# Turkey only leases or memberships?



## Jim Thompson (Dec 29, 2004)

I am still looking for this.  Would like it to be within 1.5 hours of Atlanta area (actually Cobb County) preferrable NW or W GA.  My current lease is great for bucks and great for turks, but we do not have turk rights  

Would also consider a deer/turkey lease if the price and land is right and it includes this up coming season.

As much as I like to listen to these darn public land birds every year, I sure would like to lower the hammer on one.

Anyone?

Jim


----------



## HT2 (Dec 29, 2004)

*J T......*

I'll take you Turkey Hunting!!!!!!!!!!!!!!!

It will only cost you about 10 trips to HOOTERS!!!!!!!!!!!!!     

What ya say??????????


----------



## Jim Thompson (Dec 29, 2004)

In that case...you already owe me a turkey hunt!

Jim


----------



## BROWNING7WSM (Dec 29, 2004)

*Jim..*

We may lease a few turkey rights on our lease this year, not sure yet..We are located in Talbot (585 acres) and have plenty of birds.Theres only 4-5 members that hunt them but not every weekend.. I can further check into it if your interested.


----------



## HT2 (Dec 29, 2004)

*J T......*

Oh yeah......

I forgot.............


----------



## Jim Thompson (Dec 30, 2004)

Browning, keep me informed if you do, but Talbot is a long way off for turkeys.

Jim


----------



## Randy (Dec 30, 2004)

I remember paying for a Hooters trip too.  You owe me too.  BTW when is hte next one.  They got a new one near us Tim!

I am also looking for a turkey lease or if you have birds and want to learn I'll come call for you on your land.  I won't even bring a gun!


----------



## Jim Thompson (Jan 2, 2005)

A big ol freaking bump to the top.

Jim


----------



## meriwether john (Jan 2, 2005)

Randy I still owe you a hunt. Feel we got the shaft last season late. Let's go earlier and you can bring a gun!!

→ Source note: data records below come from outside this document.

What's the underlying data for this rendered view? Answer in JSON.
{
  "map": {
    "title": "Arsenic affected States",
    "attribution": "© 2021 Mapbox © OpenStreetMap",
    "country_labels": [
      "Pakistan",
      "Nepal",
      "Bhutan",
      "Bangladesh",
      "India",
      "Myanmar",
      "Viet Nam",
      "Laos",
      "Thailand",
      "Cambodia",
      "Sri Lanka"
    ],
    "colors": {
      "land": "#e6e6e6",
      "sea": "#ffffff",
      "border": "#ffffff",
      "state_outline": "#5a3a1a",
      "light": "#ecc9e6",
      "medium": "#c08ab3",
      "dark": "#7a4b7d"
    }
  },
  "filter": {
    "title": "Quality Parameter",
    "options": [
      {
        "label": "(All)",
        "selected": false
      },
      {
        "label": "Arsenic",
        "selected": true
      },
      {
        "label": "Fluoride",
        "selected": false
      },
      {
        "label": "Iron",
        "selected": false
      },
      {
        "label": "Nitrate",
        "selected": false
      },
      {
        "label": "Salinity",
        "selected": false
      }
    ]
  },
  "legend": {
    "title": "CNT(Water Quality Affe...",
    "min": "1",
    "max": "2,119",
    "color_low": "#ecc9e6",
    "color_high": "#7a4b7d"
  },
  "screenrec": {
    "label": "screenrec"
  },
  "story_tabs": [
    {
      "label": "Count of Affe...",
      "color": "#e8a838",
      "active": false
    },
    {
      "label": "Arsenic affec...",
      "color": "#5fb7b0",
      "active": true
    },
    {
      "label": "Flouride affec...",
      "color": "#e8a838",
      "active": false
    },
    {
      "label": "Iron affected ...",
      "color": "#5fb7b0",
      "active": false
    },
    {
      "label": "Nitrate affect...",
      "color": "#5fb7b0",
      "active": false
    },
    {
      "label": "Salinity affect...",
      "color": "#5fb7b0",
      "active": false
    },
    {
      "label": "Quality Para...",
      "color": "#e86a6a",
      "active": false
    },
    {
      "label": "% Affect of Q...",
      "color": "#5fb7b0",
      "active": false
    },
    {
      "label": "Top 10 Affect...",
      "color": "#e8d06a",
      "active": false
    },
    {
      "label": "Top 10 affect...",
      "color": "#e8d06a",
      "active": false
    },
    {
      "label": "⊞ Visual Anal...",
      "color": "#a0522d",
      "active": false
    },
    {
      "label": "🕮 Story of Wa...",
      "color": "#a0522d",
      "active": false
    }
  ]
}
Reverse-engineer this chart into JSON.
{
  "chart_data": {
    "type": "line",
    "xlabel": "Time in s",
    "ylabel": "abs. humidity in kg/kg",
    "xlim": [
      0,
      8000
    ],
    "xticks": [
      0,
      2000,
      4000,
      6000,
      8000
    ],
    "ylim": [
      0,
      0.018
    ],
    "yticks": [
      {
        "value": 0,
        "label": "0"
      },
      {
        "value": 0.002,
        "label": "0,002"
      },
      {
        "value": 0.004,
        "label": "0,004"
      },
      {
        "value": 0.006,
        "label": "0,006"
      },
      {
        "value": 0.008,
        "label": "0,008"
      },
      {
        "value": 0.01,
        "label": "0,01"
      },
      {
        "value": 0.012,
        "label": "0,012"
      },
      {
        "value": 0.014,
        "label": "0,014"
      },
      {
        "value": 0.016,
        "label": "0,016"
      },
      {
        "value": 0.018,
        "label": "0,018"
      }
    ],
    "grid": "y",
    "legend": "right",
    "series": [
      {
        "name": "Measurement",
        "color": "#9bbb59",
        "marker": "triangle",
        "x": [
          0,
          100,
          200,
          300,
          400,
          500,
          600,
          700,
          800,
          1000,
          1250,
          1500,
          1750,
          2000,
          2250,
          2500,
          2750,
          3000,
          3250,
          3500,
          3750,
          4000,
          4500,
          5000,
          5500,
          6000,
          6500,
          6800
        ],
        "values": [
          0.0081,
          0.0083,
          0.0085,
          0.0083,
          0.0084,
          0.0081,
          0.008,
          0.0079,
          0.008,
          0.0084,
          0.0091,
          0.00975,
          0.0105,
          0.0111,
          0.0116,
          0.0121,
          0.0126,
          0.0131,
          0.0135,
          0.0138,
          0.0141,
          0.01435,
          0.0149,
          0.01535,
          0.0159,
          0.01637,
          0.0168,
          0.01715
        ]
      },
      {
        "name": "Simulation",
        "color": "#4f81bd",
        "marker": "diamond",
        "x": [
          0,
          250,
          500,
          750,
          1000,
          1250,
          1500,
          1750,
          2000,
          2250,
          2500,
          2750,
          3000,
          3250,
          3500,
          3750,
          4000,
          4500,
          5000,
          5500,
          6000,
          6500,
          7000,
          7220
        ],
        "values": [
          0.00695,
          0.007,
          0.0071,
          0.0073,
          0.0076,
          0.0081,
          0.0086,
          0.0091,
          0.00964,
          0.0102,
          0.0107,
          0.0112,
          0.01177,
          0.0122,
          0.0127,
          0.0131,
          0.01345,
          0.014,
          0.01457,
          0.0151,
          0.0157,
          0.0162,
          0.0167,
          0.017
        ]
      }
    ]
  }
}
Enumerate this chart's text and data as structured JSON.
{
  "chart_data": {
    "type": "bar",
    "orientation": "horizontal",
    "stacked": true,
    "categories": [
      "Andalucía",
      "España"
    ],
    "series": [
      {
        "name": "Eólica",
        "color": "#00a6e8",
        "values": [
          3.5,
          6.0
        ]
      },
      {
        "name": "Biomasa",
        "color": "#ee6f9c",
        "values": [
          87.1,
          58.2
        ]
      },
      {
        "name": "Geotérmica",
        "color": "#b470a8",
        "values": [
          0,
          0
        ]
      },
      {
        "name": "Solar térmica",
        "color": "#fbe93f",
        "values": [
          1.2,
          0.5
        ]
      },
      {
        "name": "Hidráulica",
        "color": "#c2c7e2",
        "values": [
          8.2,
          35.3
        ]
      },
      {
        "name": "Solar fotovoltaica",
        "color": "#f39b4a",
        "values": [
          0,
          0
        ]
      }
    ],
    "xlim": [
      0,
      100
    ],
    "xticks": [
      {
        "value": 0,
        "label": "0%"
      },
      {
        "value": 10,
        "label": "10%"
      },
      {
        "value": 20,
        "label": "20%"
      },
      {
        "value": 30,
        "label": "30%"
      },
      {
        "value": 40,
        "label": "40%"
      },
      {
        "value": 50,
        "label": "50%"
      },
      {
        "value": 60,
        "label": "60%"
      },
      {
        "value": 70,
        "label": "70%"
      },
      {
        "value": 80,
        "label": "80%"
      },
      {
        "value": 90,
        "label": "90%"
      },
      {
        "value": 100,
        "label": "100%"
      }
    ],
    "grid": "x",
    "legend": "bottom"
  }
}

Oh yeah Jimbo you can hunt 'em too but the only Hooters around here can actually fly.


----------



## Randy (Jan 3, 2005)

John,
I'd love to take you up on another try!  Just let me know when!


----------



## Jim Thompson (Jan 3, 2005)

Sounds like I may have a place in Meriwether to try a bird or 2???

Jim


----------



## meriwether john (Jan 5, 2005)

Yessir as long as you stay behind that shower curtain


----------